Luminescent materials, also known as phosphors, have very interesting properties for a variety of applications. Traditional application domains are LED-based lighting and imaging, where the phosphors convert blue light into green, yellow or red light in order to achieve a white emission spectrum from one (blue) pumping LED. To date, many questions remain on the precise physical processes responsible for their particular luminescent behavior, and a combination of theory and experiment is often needed to gain a deeper understanding. Figure 1a shows the structure of the alkaline earth sulfides, which become luminescent when doped with lanthanide ions such as europium or cerium. The corresponding energy diagram for the Eu²⁺ dopant (Figure 1b) indicates the involved transitions, which can be examined via theory. An example of an experimental photoluminescence emission spectrum is shown in Figure 1c. Figure 1 contains the various aspects of solid-state phosphors that can be investigated to unravel the luminescent behavior of the material. From the emission spectra, it is clear that a different mechanism is playing a role for CaS:Eu and SrS:Eu on the one hand and for BaS:Eu²⁺ on the other hand. In the former case, the luminescence is governed by 4f⁷-4f⁶5d¹ transitions in the Eu²⁺ ion. In the latter case, which is often called anomalous emission, the exact mechanism is still under debate. Possible explanations are the involvement of impurity trapped excitons, the 4f⁶6s¹ manifold of Eu²⁺ or states related to the conduction band. The case of MgS:Eu²⁺ is not depicted in the figure, but is also of interest because mechanical stress is thought to alter its luminescence properties.

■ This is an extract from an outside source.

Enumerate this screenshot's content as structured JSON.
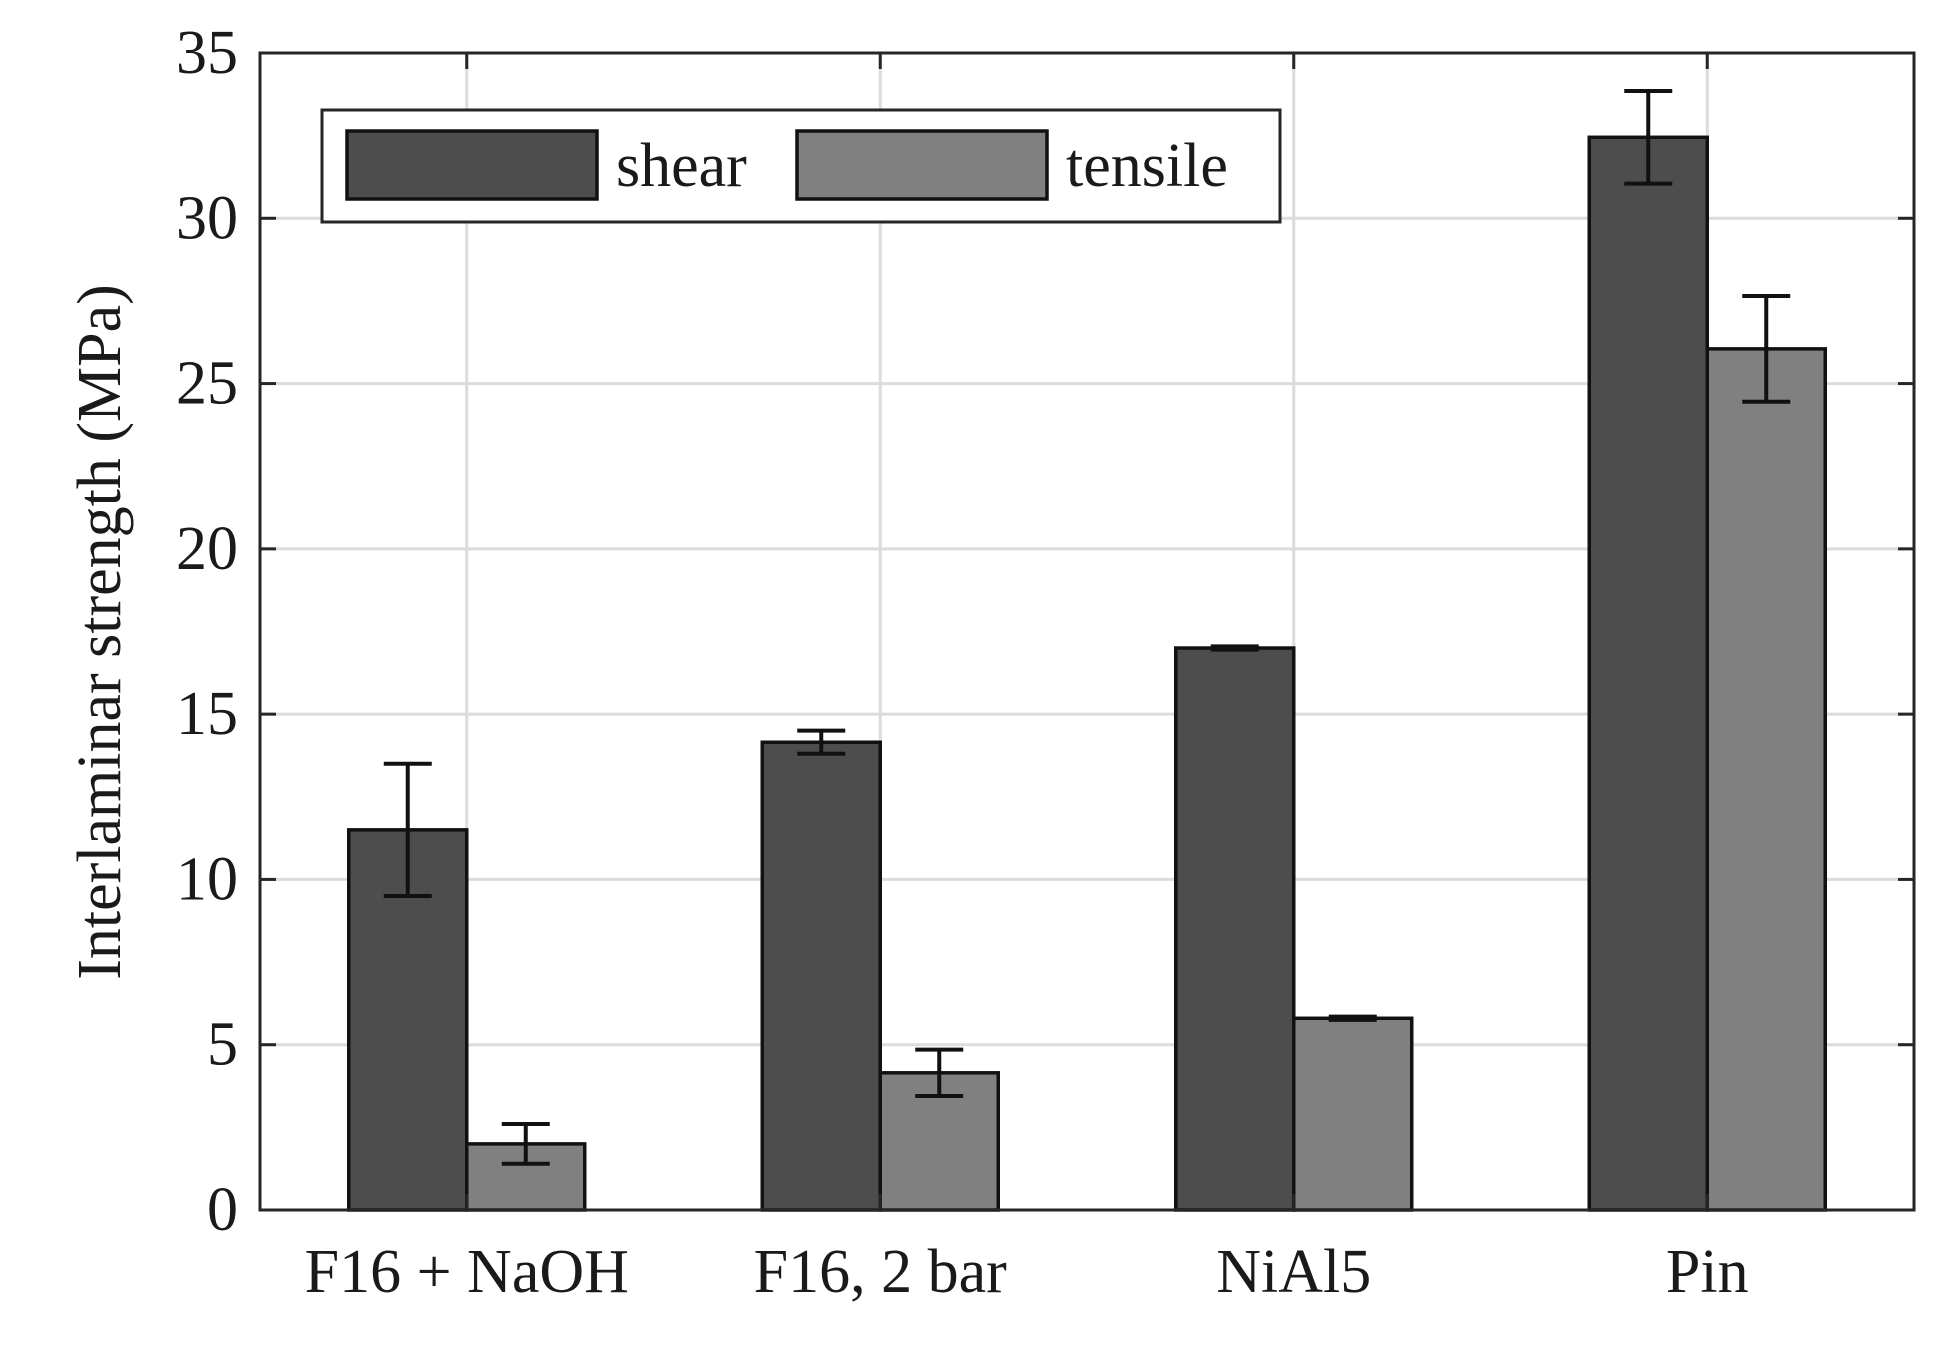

Figure 1. Structure of the Eu²⁺ cluster in MS (M = Mg, Ca, Sr, Ba) (a), corresponding energy diagram (b) and photoluminescence emission spectrum (c).

In this thesis project, we will combine theory and experiment to investigate this interesting class of phosphors, based on the luminescence of broadband emitting lanthanide ions (such as Yb²⁺, Eu²⁺ or Ce³⁺, …) inside solid host crystals such as MgS, CaS, SrS and BaS.

Ab initio modeling of periodic systems has progressed enormously and can be used to rationalize and elucidate the structure-activity relationship of complex materials. In this respect, Density Functional Theory (DFT) is one of the most interesting electronic structure methods due to its excellent accuracy/computational cost ratio. It is in principle exact, although an approximated exchange-correlation functional has to be used. Modeling of luminescent solid state materials is based on accurate structure optimizations involving periodic codes. The simulations can reveal insight in the position of the lanthanide ion and stability of defects that are sometimes needed to obtain luminescence. Computation of the luminescent behavior itself requires optimization of the excited state and is no routine activity yet. Currently, there are many developments in this field and new implementations are written in existing software packages.

Optical spectroscopy allows distilling information on the electronic structure of the luminescent ion inside the host crystal directly from experiment. Furthermore, measurements of the decay dynamics of the luminescent material upon pulsed excitation yield information on the lifetime of the excited electronic state. Temperature dependent measurements allow probing the impurity levels of the dopant inside the band gap of the host crystal and can reveal energy transfer processes.

Aim The goal of this master thesis is to unravel the luminescent behavior of lanthanide-doped solid state materials using a combined theoretical-experimental approach. Theoretical data will be computed using periodic unit cells. A first step will be the geometry optimization of the parent and lanthanide-doped material. The band structure and density of states can then be examined. Optimization of the excited state is more challenging, and newly developed methods will be tested for the computation of excited-state properties. Overall, the theoretical information will be compared with experimental data obtained by temperature and time dependent optical and luminescence spectroscopy. Phosphors with different concentrations will be investigated, to determine not only the properties of single, unperturbed luminescent ions, but to evaluate also relevant energy transfer processes.

The main challenge of this master thesis is the combination of theory and experiment. This combined approach ensures that the interested student gains a profound insight in the luminescent materials and the precise physical processes responsible for it. Due to the variety of aspects available in this master topic, the focus can be shifted to particular items depending on the interest of the student.